Priding herself on being, arguably, the best informed, the most enthusiastic, the most aggressive interrogator/watchdog on the City Council, the predictable Meghan Sahli-Wells on Monday committed the No. 1 rudimentary sin for a politician:
She failed to prepare.
In so doing, she needlessly embarrassed herself.
The cops she repeatedly insulted on Monday were not impressed by her obligatory performance yesterday.
She lathered the department for having too many white guys – astonishingly while staring at a score of rainbow-colored cop faces in the front rows.
As if she could not control her thoughts.
Obtuseness? Ignorance? Unquenchable anger?
What was it?
Hardly the demeanor of a disciplined politician.
It was not as if Ms. Sahli-Wells had been goaded or tricked into an argument.
She barreled straight into her diversity propaganda with both hands behind her back.
She apparently had failed to check how amazingly diverse Chief Scott Bixby’s department is.
If she did know the numbers and still unleashed a tirade, shame on her.

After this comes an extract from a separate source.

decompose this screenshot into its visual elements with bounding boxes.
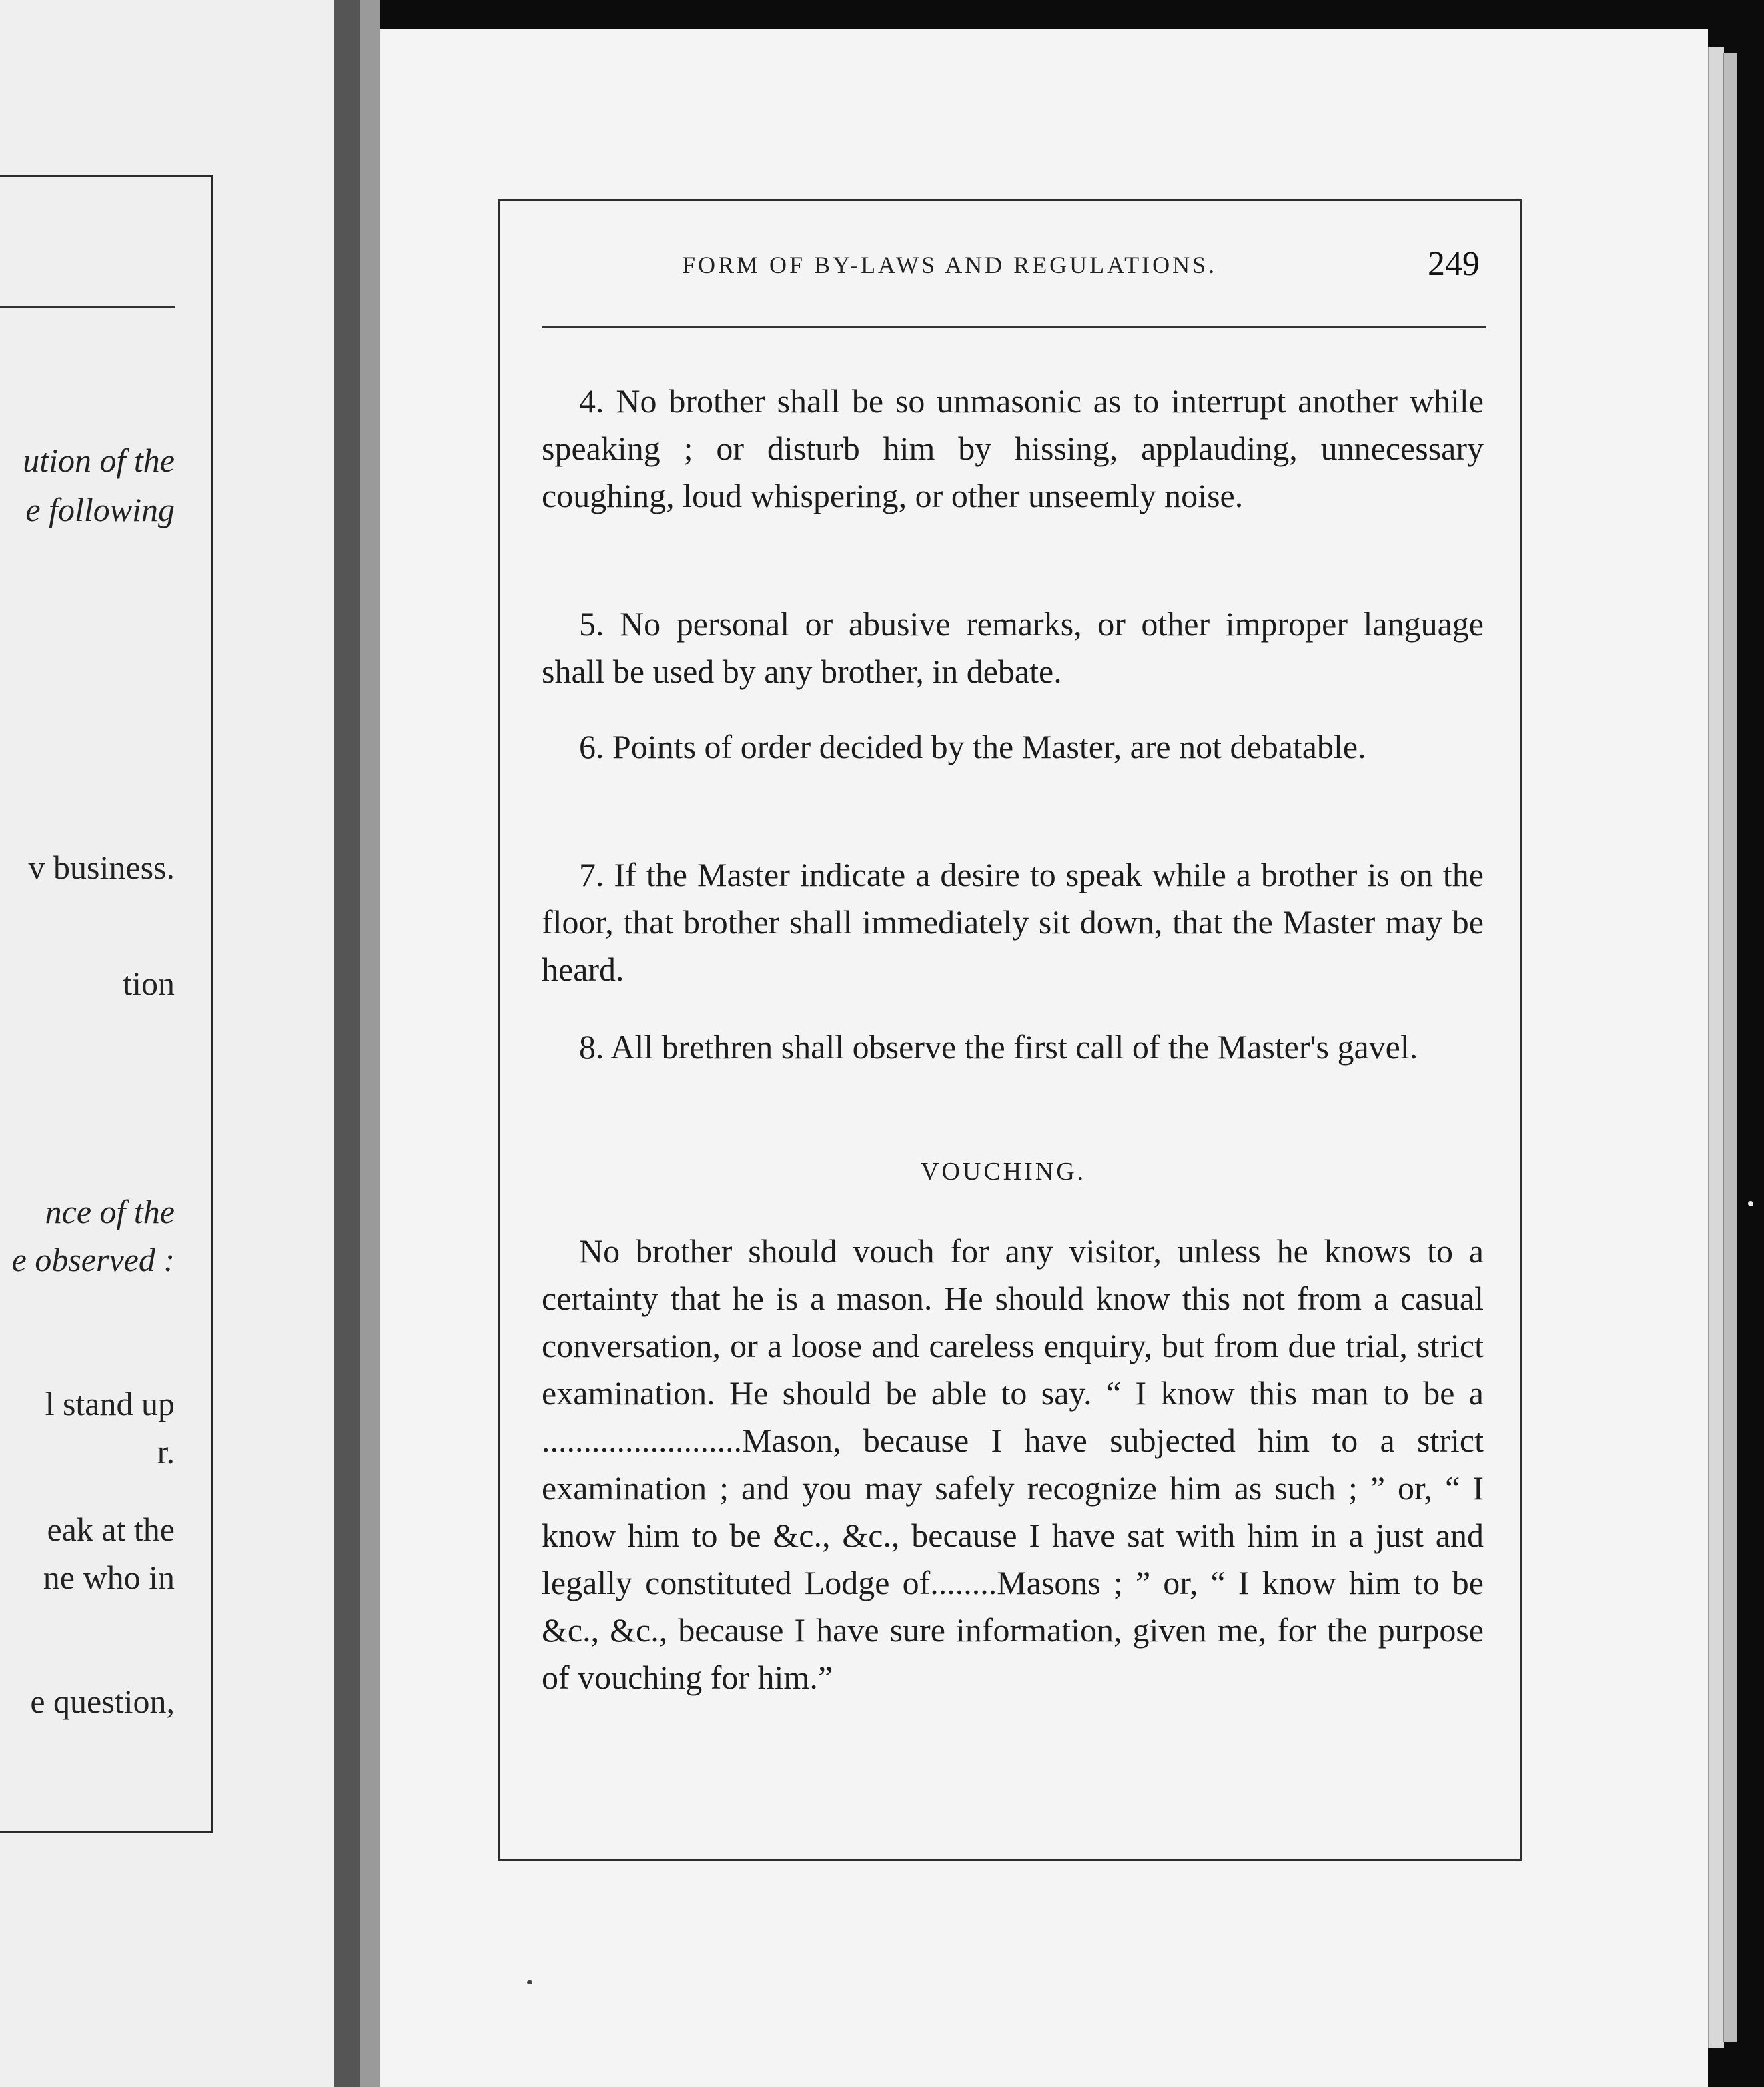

Otherwise, what is her excuse?
Wandering about as if she were stranded, hopelessly lost in a dark forest of tall, sun-deprived trees, Ms. Sahli-Wells, the most progressive Council member, deliberately waded into a diversity debate without knowing the facts.
She resembled driving down the freeway blindfolded at 90 mph.

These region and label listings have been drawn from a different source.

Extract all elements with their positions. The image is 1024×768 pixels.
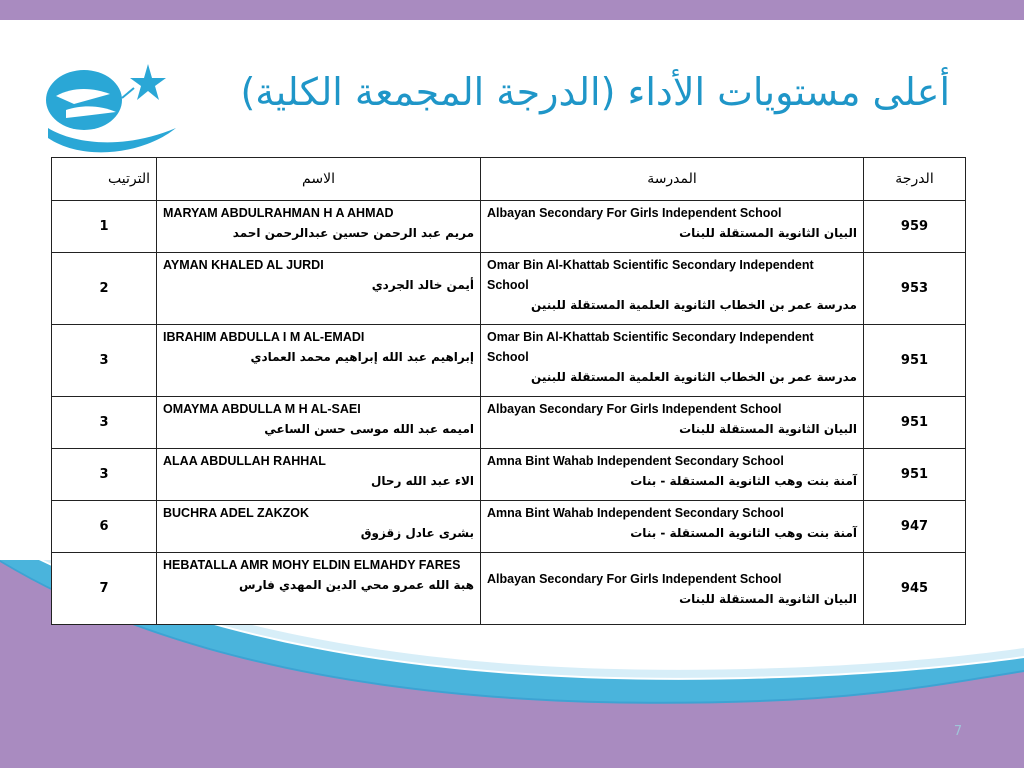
rank-cell: 3	[52, 397, 157, 449]
school-name-english: Albayan Secondary For Girls Independent School	[487, 571, 782, 586]
grade-cell: 951	[864, 397, 966, 449]
rank-cell: 7	[52, 553, 157, 625]
header-rank: الترتيب	[52, 158, 157, 201]
top-performers-table	[51, 157, 966, 625]
student-name-arabic: هبة الله عمرو محي الدين المهدي فارس	[239, 578, 474, 592]
school-name-english: Amna Bint Wahab Independent Secondary School	[487, 454, 784, 468]
table-row	[52, 553, 966, 625]
page-title: أعلى مستويات الأداء (الدرجة المجمعة الكلية)	[240, 70, 950, 114]
student-name-cell	[157, 253, 481, 325]
school-name-english: Albayan Secondary For Girls Independent School	[487, 206, 782, 220]
table-row	[52, 397, 966, 449]
student-name-english: BUCHRA ADEL ZAKZOK	[163, 506, 310, 520]
school-cell	[481, 449, 864, 501]
header-grade: الدرجة	[864, 158, 966, 201]
student-name-english: OMAYMA ABDULLA M H AL-SAEI	[163, 402, 361, 416]
student-name-cell	[157, 449, 481, 501]
page-number: 7	[953, 724, 963, 739]
table-row	[52, 325, 966, 397]
rank-cell: 6	[52, 501, 157, 553]
student-name-english: MARYAM ABDULRAHMAN H A AHMAD	[163, 206, 394, 220]
school-cell	[481, 253, 864, 325]
grade-cell: 945	[864, 553, 966, 625]
student-name-cell	[157, 501, 481, 553]
table-row	[52, 253, 966, 325]
table-header-row	[52, 158, 966, 201]
school-name-english: Omar Bin Al-Khattab Scientific Secondary Independent School	[487, 330, 814, 364]
school-name-english: Amna Bint Wahab Independent Secondary School	[487, 506, 784, 520]
student-name-arabic: اميمه عبد الله موسى حسن الساعي	[264, 422, 474, 436]
grade-cell: 947	[864, 501, 966, 553]
header-name: الاسم	[157, 158, 481, 201]
school-cell	[481, 397, 864, 449]
student-name-cell	[157, 397, 481, 449]
school-name-arabic: البيان الثانوية المستقلة للبنات	[679, 591, 857, 606]
table-row	[52, 449, 966, 501]
rank-cell: 3	[52, 325, 157, 397]
rank-cell: 1	[52, 201, 157, 253]
student-name-english: ALAA ABDULLAH RAHHAL	[163, 454, 326, 468]
grade-cell: 959	[864, 201, 966, 253]
student-name-arabic: الاء عبد الله رحال	[370, 474, 474, 488]
table-row	[52, 201, 966, 253]
student-name-cell	[157, 325, 481, 397]
student-name-cell	[157, 553, 481, 625]
student-name-english: HEBATALLA AMR MOHY ELDIN ELMAHDY FARES	[163, 558, 461, 572]
grade-cell: 951	[864, 449, 966, 501]
top-decorative-band	[0, 0, 1024, 20]
school-name-arabic: مدرسة عمر بن الخطاب الثانوية العلمية المستقلة للبنين	[531, 298, 857, 312]
rank-cell: 3	[52, 449, 157, 501]
student-name-english: IBRAHIM ABDULLA I M AL-EMADI	[163, 330, 365, 344]
student-name-arabic: أيمن خالد الجردي	[371, 278, 474, 292]
rank-cell: 2	[52, 253, 157, 325]
school-cell	[481, 501, 864, 553]
school-cell	[481, 201, 864, 253]
header-school: المدرسة	[481, 158, 864, 201]
school-cell	[481, 553, 864, 625]
school-name-arabic: مدرسة عمر بن الخطاب الثانوية العلمية المستقلة للبنين	[531, 370, 857, 384]
school-cell	[481, 325, 864, 397]
school-name-english: Omar Bin Al-Khattab Scientific Secondary Independent School	[487, 258, 814, 292]
school-name-arabic: آمنة بنت وهب الثانوية المستقلة - بنات	[630, 526, 857, 540]
grade-cell: 951	[864, 325, 966, 397]
organization-logo	[44, 58, 184, 158]
school-name-english: Albayan Secondary For Girls Independent School	[487, 402, 782, 416]
student-name-arabic: مريم عبد الرحمن حسين عبدالرحمن احمد	[232, 226, 474, 240]
student-name-arabic: بشرى عادل زقزوق	[360, 526, 474, 540]
school-name-arabic: البيان الثانوية المستقلة للبنات	[679, 226, 857, 240]
student-name-cell	[157, 201, 481, 253]
school-name-arabic: البيان الثانوية المستقلة للبنات	[679, 422, 857, 436]
school-name-arabic: آمنة بنت وهب الثانوية المستقلة - بنات	[630, 474, 857, 488]
student-name-arabic: إبراهيم عبد الله إبراهيم محمد العمادي	[250, 350, 474, 364]
grade-cell: 953	[864, 253, 966, 325]
student-name-english: AYMAN KHALED AL JURDI	[163, 258, 324, 272]
table-row	[52, 501, 966, 553]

An objective observer would be forced to judge Ms. Sahli-Wells’s notion of diversity as extreme.
Repeatedly, in varied settings, she has stressed that having people of a certain color and certain gender transcends qualifications, whether in the Police Dept. of the Kitty Clean-up Dept.
Can her sad, victim-centric thinking be more upside down?
How ironic that after Ms. Sahli-Wells completed her “clarification” walkback yesterday, Mayor Jim Clarke thanked Chief Bixby for, err, supplying the Council with the diversity data on what must be one of the most ethnically mixed agencies in American law enforcement.
But when eternal victimology is central to the philosophy you live by, how could the play-out have been different?